Lastly, this plot shows the number of genes that are above an FDR cutoff in an individual study or the combined meta-analysis. You can see that h1 & h4 generate more results than the combined

TAKE HOME: The IDR is low and number of genes identified is also low relative to some of the datasets. The only benefit of meta-analysis here is generalization - common malaria genes that will be active in many tissues. There also may be problems with including this diverse of datasets - as the normality assumption may be violated.

References:

  1. GeneMeta vignette - http://www.bioconductor.org/packages/2.2/bioc/html/GeneMeta.html
  2. MAID paper.

ORA

I ran GO term and pathway ora analysis (InnateDB) using the 916 genes identified from the meta-analysis. Results are in .../malaria_data/meta_analysis/ora/maid/.

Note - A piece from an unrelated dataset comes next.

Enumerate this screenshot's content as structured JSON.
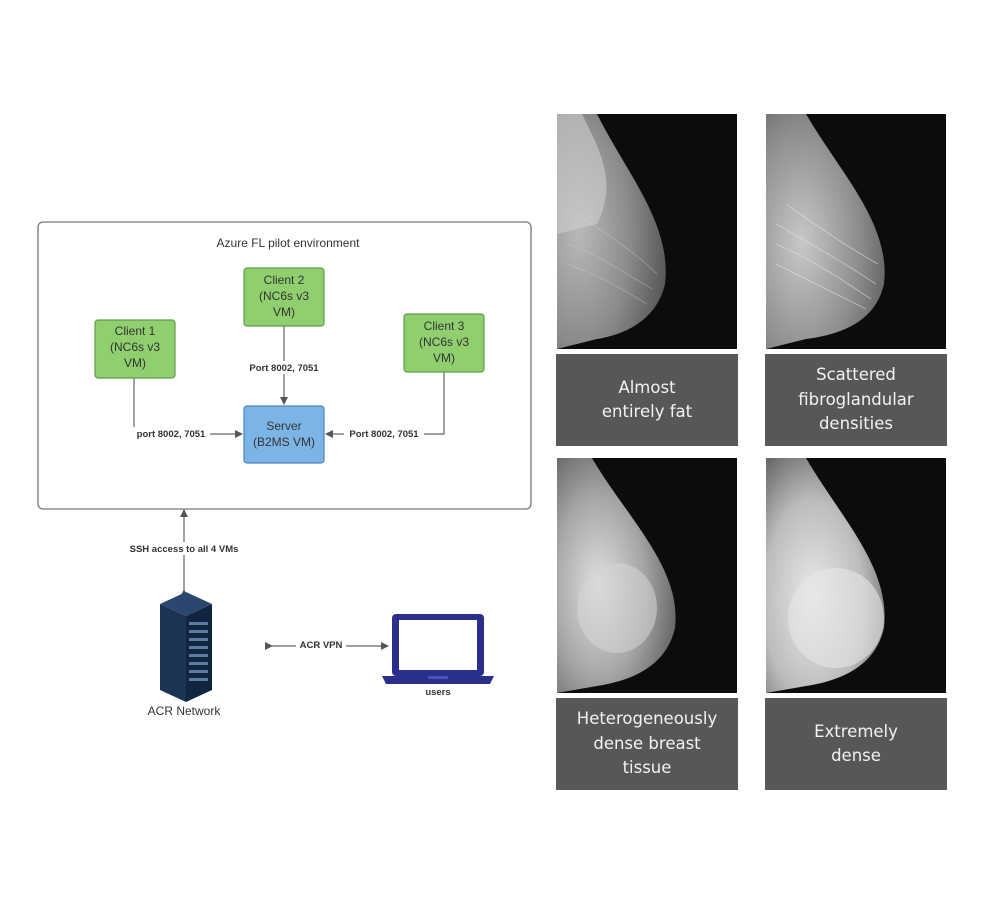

764 pathways were found associated with genes. 0 were statistically significant after Benjamini-hochburg multiple hypothesis correction (FDR < 0.05). One reason for this - the genes identified by the meta-analysis were core, downstream genes; TNF, INF-gamma, STAT etc. These are in many pathways - so result in large numbers of predictions. The BH correction probably assumes 765 independent predictions were made - this is not true, since many of the predictions were dependent.

This is similar for the 1761 GO terms.

Another note: many of the pathways and GO terms associated with down-reg genes are core processes like transcription, translation etc. This is not surprising since infected cells will go into a state of cellular senescence.